Thursday, December 21, 2017

Peggy Olson / More than just a survivor




Peggy Olson
More than just a survivor



With the long-awaited fifth season beginning next week, Guardian writers meet the actors who play their favourite characters in the show


Kira Cochrane
Wednesday 21 March 2012 20.00 GMT





Elisabeth Moss as Peggy Olson.
 Elisabeth Moss as Peggy Olson. Photograph: Frank Ockenfels/AMC

From the moment she read the Mad Men pilot, Elisabeth Moss fell hard for her character, Peggy Olson, attracted by her "delicious complications". Peggy was an ingenue entering a terrifying, towering new world, "and I loved the fact," says Moss, "that she was this really naive, inexperienced, wide-eyed woman – she didn't even know how to use a typewriter – and then, at the end of the pilot, she sleeps with one of her bosses!"
It could have been the start of a tired story – young woman sleeps her way to the top.
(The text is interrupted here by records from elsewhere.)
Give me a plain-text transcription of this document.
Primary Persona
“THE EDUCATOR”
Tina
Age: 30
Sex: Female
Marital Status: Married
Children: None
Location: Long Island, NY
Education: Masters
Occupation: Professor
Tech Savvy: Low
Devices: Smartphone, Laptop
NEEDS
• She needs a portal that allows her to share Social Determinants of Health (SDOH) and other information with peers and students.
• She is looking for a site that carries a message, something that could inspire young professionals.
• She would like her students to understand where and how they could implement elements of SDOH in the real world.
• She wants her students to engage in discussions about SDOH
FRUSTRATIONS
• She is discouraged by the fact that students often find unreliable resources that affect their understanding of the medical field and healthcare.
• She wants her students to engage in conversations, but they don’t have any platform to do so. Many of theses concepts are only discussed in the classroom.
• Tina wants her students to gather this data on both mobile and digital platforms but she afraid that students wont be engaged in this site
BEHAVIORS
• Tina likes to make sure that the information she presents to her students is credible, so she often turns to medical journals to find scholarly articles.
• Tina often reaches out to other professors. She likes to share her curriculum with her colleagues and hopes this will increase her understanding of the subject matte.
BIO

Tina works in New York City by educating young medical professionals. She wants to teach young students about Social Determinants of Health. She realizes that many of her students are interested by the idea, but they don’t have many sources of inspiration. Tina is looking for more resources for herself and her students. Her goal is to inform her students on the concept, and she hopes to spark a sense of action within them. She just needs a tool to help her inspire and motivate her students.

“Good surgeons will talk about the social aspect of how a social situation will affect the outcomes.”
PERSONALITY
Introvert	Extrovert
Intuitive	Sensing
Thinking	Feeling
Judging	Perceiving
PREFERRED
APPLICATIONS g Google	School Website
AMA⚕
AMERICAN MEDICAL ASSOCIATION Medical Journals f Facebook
But Peggy is subtle, confounding, surprisingly strong; someone who uses her ideas rather than her sexuality to get ahead, and exhibits exemplary cool when the two collide. One of her earliest successes came when she was given vibrating exercise pants to test, noticed their surprisingly stimulating effect, and suggested they be sold as a stealthy sex toy, the Rejuvenator. The idea led straight to a promotion.
Peggy is the quiet, mousy Catholic woman who demands her own office. She's the character for whom the word square sometimes seems to have been invented, who declares to her colleagues: "I'm Peggy Olson, and I want to smoke some marijuana." She is the secretary turned stunningly sharp advertising creative who saves the company when it teeters.
And she also often seems the only character set not just to survive the 1960s, but thrive. Some of the other characters, says Moss, "have lived a lot of their lives, and they're not changing their behaviour and habits. But Peggy doesn't know what she will be. She hasn't become the person she is going to be for the rest of her life." (The other notable exception is Sally Draper, who I like to imagine becoming a strident student feminist in the 1970s, fomenting revolution and thus reuniting her parents in a frenzy of shared horror.)
While Peggy's boss Don Draper is on an alarming downward spiral, "she's moving up", says Moss, "and they're passing each other on the way". Their bond is intense, with both nursing dark secrets. Moss's favourite moment came in an episode from the fourth series, called The Suitcase, when Don asked Peggy whether she ever thought about the baby she had after that pilot-episode liaison with colleague Pete. "I try not to," she replied, "but then it comes up out of nowhere." She paused. "Playgrounds." "To me," says Moss, "that one word, 'playgrounds', is my favourite line ever, because it sums up exactly what this person's experience has been with the baby she gave away."
Peggy is a still point amid a welter of trouble, whisky and pills, and one of the joys is in seeing her relationships develop: her often testy interaction with office manager Joan; the uncomfortable frisson between her and Pete – the boss she slept with who is no longer her boss. Peggy is an everywoman, and the epitome of feminism, says Moss, and she is outdoing her colleagues, while remaining essentially good.
Will she take Don's job? Moss laughs. "I have no idea," she says, "but I don't think she wants it. I think she wants her own job, her own life, her own power." If she carries on like this, she'll get it.